Özgün’ün gençlik yılları bayağı hadiseli geçmiş… Özgün, 90’lı yılların başında üç arkadaşıyla Ankara’da yaşadıklarını, Sabah gazetesinden Merve Yurtyapan’a anlattı.
“Kurban Bayramı tatilinde arkadaşım Serkan’ın ailesi tatile gitmişti. Serkan da otomobil kiralama şirketinden bir otomobil kiralamış. Biz de öteki bir arkadaşım Özgür ile onda kalıyoruz. O sıra tek ehliyet Serkan’da vardı. Gecenin ilerleyen saatlerinde ‘araba kullanacağız’ diye tutturduk. Gençlik işte ne akla hizmetse gecenin o saatinde boş olur diye Ankara hipodromuna gittik. Hipodromda otomobil yarışlarının da yapıldığı büyük bir alan var. Direksiyona Özgür geçti, doğal bir müddet sonra fren, gaz, el freni. Çok eğleniyorduk lakin hesaba katmadığımız şey, hipodromun tam karşısında Ankara Emniyet Müdürlüğü’nün olmasıydı.”
“KORKUTUCU BİR HALDE BİTTİ”
Eğlenceli başlayan gecenin korkutucu bir formda bittiğini söyleyen Özgün, şöyle devam etti:
“Kısa bir mühlet sonra sirenler, ışıklar, polis otomobilleri, polisler geldi. Ne olduğunu şaşırdık. 4-5 takım arabası durmuş, polisler de ellerinde silahlarını bize doğrultmuş, arabayı durdurup ellerimiz görünecek formda inmemizi anons ediyorlardı. Tam da sinemalardaki üzere. Doğal çabucak bizi karakola götürdüler. İşin berbatı Serkan arabayı kiralarken bir evrak almamış, bayram sebebiyle de kiralanan dükkanın açılmasına daha üç gün var. Yani elde ruhsat yok, üstelik ruhsat sahibi de kaçakçılıktan aranıyor. Ya da bize o denli söylediler. Nezarette sabaha kadar konuk ettiler bizi. Olağan iyice de korkuttular. ‘Üç gün konuğumuz olursunuz, sonra davanız olur lakin gençsiniz, öbür kabahatiniz yok, iyi halden çok yatmaz, 3-5 seneye çıkarsınız’ gibilerinden. O gün nitekim bizim için büyük bir ders oldu.”
“SİLAHI MASAYA KOYUP BOŞ SENET İMZALATMAK İSTEDİLER”

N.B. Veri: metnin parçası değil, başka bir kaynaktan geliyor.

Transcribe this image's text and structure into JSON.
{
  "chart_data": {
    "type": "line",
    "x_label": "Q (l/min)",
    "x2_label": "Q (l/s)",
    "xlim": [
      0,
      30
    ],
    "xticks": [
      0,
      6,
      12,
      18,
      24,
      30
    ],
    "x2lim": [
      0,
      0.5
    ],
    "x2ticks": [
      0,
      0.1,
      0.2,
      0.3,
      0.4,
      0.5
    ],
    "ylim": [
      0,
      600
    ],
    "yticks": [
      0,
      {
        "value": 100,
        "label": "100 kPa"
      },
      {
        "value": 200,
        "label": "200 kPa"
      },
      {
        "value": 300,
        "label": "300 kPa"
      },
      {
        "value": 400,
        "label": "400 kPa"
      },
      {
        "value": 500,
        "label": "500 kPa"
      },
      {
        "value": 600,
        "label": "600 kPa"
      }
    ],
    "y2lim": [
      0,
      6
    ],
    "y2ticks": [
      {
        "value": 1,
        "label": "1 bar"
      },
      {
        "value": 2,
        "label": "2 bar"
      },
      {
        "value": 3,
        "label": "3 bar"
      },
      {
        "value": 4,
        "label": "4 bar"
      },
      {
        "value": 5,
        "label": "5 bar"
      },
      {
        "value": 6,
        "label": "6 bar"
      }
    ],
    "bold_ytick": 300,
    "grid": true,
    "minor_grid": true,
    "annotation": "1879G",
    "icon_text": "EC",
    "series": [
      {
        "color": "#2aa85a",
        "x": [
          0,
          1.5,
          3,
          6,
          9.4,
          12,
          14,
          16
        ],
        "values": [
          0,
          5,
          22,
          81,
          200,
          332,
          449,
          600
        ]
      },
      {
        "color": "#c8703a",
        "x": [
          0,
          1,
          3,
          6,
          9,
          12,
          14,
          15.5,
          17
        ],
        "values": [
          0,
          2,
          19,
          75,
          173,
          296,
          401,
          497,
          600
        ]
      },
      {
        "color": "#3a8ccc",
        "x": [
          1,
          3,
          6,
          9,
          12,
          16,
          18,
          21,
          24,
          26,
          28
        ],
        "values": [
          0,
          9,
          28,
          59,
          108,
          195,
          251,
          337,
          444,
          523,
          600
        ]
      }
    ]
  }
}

Özgün’ün yaşadıkları bununla da hudutlu değil… Bir gün arkadaşıyla başlarına gelen vakası ailelerine duyurmadan halletmek isterken dehşet dolu anlar yaşamışlar. Ünlü müzikçi, o hadisesi da şöyle anlattı:
“Yine Serkan’la bir sabah ufak bir trafik kazası geldi başımıza. Çok şükür kimsede bir şey yok, yalnızca maddi hasar oldu. ‘Kendi ortamızda çözelim’ dedik. Yanlışlı taraf biziz. Endüstriye gittik. Natürel öğrenciyiz, hem annemler duymasın istiyorum arabayı çarptığımı, hem de ‘ucuz yoldan halledelim2 diye uğraşıyoruz. Karşı tarafın arabası da eski model bir otomobil. Bizden olağanın 3-5 misli para istedi. ‘Olmaz’ dedik, kabul etmiyor. ‘Gelin dükkanda çözeriz’ dedi, yakında bir mobilyacı dükkanı varmış. Gittik biz de saf saf, indik alt kattaki ofislerine. Adamda bir kasa var, onu açtı, evvel içinden bir silah çıkardı koydu masaya. Sonra boş senetleri çıkarttı. Biz o senetleri imzalayacakmışız, sonra paramız hayli borcumuzu ödermişiz. Serkan, ‘Bir bu para, bir de canımız var. Alacaksan al uzatma’ dedi. O sever bu türlü muhabbetleri. Ben de bakıyorum ‘Ne diyor bu?’ diye. Neyse olağan bir parayı bırakıp çıktık. Bunu da ucuz atlattık.”